Spanish billionaire Esther Koplowitz asked Jean-Marie Messier to advise on reorganizing debt tied to her controlling stake in Spanish builder FCC, people familiar with the matter said.
Messier Maris & Associes, the firm of the former Vivendi SA chief executive officer, is helping Koplowitz’s investment company B-1998 SL negotiate new terms for loans used to build a majority stake in FCC, said the people, who asked not to be identified because the negotiations are private. FCC drew investor attention last month after Microsoft Corp. founder Bill Gates bought a 5.7 percent stake in the construction company.
Koplowitz, who is worth more than $1 billion, is reorganizing about 800 million euros ($1.1 billion) of debt, 60 percent of which is owned by Banco Bilbao Vizcaya Argentaria SA and 40 percent by Bankia SA, three of the people said. FCC, as Fomento de Construcciones & Contratas SA is known, is seeking to refinance about 5 billion euros of its own loans. Weil, Gotshal & Manges LLP is providing legal advice to B-1998, one of the people said.
Morgan Stanley is advising FCC on those negotiations, three people familiar with the matter said.

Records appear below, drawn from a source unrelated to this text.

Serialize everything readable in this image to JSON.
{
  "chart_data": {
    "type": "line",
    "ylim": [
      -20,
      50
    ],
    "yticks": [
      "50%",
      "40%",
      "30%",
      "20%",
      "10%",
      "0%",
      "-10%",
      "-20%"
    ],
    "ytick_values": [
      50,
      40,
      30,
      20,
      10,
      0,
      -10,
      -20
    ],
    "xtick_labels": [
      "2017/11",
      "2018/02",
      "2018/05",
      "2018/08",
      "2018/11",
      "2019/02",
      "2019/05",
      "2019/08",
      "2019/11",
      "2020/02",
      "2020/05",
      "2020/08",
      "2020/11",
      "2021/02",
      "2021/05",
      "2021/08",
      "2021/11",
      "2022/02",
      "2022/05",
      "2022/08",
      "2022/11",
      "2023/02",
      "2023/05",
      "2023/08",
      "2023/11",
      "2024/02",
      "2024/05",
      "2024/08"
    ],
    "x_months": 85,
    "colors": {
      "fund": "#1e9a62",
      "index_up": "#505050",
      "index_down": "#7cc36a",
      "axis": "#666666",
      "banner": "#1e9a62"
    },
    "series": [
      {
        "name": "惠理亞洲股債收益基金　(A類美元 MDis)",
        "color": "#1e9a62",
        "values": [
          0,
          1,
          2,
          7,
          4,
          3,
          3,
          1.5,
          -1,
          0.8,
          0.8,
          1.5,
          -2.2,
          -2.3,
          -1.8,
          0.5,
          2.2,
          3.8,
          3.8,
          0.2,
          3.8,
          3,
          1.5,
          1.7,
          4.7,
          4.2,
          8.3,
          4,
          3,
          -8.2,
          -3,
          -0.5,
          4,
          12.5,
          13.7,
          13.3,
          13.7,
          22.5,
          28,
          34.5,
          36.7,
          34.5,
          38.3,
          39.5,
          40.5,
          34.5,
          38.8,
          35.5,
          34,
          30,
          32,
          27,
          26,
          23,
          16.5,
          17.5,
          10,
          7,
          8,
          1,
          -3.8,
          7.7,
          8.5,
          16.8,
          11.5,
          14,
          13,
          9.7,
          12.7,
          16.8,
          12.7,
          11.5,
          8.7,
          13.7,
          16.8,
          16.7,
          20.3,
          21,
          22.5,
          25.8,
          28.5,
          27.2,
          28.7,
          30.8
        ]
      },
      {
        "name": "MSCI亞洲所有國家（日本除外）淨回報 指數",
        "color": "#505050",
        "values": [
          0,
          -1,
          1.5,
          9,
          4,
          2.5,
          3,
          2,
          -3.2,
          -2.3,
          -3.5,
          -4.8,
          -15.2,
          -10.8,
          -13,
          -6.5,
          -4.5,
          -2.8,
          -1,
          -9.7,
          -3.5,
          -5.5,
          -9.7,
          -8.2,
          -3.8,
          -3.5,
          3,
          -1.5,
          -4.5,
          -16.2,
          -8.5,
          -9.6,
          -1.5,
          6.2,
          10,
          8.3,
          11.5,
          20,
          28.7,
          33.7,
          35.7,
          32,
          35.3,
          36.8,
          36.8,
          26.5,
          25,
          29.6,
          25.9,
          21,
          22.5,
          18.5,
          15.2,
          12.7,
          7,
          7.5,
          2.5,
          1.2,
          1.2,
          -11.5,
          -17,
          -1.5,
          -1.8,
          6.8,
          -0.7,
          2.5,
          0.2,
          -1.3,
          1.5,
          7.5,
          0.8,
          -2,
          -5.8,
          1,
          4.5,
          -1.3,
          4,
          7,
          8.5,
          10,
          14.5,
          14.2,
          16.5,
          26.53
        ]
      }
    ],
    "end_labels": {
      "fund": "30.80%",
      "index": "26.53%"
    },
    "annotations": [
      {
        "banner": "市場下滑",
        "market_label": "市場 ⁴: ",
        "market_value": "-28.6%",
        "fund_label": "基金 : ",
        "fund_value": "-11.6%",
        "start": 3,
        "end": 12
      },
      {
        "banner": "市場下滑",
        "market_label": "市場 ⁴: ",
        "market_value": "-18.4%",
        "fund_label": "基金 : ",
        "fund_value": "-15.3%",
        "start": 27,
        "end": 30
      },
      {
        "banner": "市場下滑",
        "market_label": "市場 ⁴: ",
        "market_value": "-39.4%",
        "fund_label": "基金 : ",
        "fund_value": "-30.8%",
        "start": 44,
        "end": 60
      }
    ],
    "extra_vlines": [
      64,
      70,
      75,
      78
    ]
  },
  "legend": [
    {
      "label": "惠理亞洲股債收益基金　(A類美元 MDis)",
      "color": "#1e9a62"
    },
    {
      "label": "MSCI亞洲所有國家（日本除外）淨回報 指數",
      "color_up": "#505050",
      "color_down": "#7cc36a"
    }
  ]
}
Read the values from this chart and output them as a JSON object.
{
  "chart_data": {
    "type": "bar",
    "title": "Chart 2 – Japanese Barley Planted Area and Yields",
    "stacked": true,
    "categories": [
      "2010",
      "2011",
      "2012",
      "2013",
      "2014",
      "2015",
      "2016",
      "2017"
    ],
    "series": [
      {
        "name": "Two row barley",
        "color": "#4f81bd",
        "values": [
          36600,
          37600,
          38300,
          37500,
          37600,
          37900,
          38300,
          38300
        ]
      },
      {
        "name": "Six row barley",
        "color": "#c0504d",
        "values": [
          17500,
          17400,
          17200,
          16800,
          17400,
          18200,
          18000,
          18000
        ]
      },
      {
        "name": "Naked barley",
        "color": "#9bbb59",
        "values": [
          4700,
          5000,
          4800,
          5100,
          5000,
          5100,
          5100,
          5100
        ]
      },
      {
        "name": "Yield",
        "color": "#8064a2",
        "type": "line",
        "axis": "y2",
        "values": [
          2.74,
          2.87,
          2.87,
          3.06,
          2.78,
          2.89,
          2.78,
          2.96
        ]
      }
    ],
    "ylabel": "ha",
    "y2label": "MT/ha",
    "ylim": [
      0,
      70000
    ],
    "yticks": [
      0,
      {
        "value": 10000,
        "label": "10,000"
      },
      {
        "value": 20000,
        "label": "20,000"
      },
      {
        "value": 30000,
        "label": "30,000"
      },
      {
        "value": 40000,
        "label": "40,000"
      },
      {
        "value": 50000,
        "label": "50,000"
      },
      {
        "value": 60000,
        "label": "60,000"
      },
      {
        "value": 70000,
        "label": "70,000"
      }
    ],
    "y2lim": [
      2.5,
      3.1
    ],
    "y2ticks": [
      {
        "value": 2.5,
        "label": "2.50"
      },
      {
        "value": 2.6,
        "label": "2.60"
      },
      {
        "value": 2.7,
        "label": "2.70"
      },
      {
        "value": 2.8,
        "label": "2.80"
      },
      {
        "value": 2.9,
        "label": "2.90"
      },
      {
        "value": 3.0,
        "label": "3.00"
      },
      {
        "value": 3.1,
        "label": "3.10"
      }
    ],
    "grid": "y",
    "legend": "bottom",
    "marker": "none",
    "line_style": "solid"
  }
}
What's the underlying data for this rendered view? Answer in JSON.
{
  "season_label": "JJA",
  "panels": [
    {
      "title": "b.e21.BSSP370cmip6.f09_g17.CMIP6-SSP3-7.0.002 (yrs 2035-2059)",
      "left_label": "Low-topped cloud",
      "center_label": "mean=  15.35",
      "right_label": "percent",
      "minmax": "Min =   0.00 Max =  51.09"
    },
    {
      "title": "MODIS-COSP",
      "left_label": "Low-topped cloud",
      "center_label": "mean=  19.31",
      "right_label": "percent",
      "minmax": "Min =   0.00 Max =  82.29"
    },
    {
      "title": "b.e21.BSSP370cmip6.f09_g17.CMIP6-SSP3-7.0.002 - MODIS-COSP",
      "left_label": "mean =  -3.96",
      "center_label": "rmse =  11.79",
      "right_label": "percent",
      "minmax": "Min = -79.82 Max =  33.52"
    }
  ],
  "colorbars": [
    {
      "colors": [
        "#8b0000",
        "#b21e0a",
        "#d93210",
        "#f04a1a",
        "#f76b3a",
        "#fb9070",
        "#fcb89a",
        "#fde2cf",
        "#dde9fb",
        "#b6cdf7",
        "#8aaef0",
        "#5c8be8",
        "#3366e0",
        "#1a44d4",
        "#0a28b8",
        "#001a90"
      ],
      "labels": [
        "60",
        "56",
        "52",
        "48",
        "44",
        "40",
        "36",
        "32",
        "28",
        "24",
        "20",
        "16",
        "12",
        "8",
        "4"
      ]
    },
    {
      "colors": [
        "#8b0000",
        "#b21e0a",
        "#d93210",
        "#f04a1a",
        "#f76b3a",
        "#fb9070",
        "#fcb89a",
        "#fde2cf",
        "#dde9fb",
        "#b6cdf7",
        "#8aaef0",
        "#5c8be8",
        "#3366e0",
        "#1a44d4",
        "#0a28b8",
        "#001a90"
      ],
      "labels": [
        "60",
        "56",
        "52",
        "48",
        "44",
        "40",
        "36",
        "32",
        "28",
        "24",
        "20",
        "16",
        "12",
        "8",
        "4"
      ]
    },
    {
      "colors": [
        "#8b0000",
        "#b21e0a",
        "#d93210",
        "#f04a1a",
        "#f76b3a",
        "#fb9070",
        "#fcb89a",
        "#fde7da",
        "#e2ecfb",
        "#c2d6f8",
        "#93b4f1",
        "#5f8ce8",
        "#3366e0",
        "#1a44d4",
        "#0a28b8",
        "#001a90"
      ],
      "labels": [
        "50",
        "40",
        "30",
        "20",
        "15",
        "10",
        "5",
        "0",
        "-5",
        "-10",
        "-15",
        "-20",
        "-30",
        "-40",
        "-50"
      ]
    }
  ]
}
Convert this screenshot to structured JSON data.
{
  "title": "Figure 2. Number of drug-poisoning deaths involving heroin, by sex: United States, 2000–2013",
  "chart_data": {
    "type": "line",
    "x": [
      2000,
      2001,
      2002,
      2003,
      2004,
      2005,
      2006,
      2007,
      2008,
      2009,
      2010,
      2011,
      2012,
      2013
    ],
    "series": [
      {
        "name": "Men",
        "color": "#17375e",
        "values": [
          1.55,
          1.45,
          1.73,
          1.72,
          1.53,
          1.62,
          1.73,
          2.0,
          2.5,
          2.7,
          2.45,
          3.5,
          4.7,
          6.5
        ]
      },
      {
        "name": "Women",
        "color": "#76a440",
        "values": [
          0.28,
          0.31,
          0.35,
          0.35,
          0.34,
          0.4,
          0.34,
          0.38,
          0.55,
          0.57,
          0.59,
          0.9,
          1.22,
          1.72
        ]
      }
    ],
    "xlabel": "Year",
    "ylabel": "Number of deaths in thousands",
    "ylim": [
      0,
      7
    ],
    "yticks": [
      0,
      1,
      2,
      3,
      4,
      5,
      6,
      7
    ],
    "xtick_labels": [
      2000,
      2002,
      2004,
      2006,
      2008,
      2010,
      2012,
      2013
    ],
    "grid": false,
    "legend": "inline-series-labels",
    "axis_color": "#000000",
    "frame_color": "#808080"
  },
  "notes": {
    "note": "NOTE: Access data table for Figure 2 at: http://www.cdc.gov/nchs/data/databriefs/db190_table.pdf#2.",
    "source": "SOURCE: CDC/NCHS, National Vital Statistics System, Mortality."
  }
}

The builder has a market value of about 2 billion euros. Koplowitz owned 89.7 percent of B-1998, an investment company with a 53.8 percent stake in FCC, according to the construction company’s 2012 annual report. She has no plans to change the level of her majority stake, one of the people said.
Representatives for B-1998, FCC, Messier, Morgan Stanley, BBVA and Bankia declined to comment on Koplowitz’s debt reorganization. A spokesman at Weil, Gotshal & Manges couldn’t immediately comment when contacted by Bloomberg News today.
Esther Koplowitz raised her stake in the company in 2004 and increased her holding in B-1998 in 2008 and 2010. Vivendi has owned a stake in FCC, and Messier previously served as a board member of the construction company.
The Spanish builder stopped paying dividends this year. FCC had a net loss of 674.9 million euros in the first nine months of 2013 compared to profit in the year-earlier period. Analysts expect the company to earn 44.8 million euros next year, according to the average of eight estimates compiled by Bloomberg.
FCC wants its banks to agree to convert part of its loans into payment-in-kind debt, which allow borrowers to roll up interest so that it’s paid when the debt comes due, people familiar with the matter said last month. FCC’s lenders are pushing for the company to reduce its debt and bolster equity through selling assets or retaining profit, the people said.
The stock fell 3.7 percent to 15.30 euros. It has gained 73 percent in the past year, though it’s trading at a fifth of the level of its 2007 peak.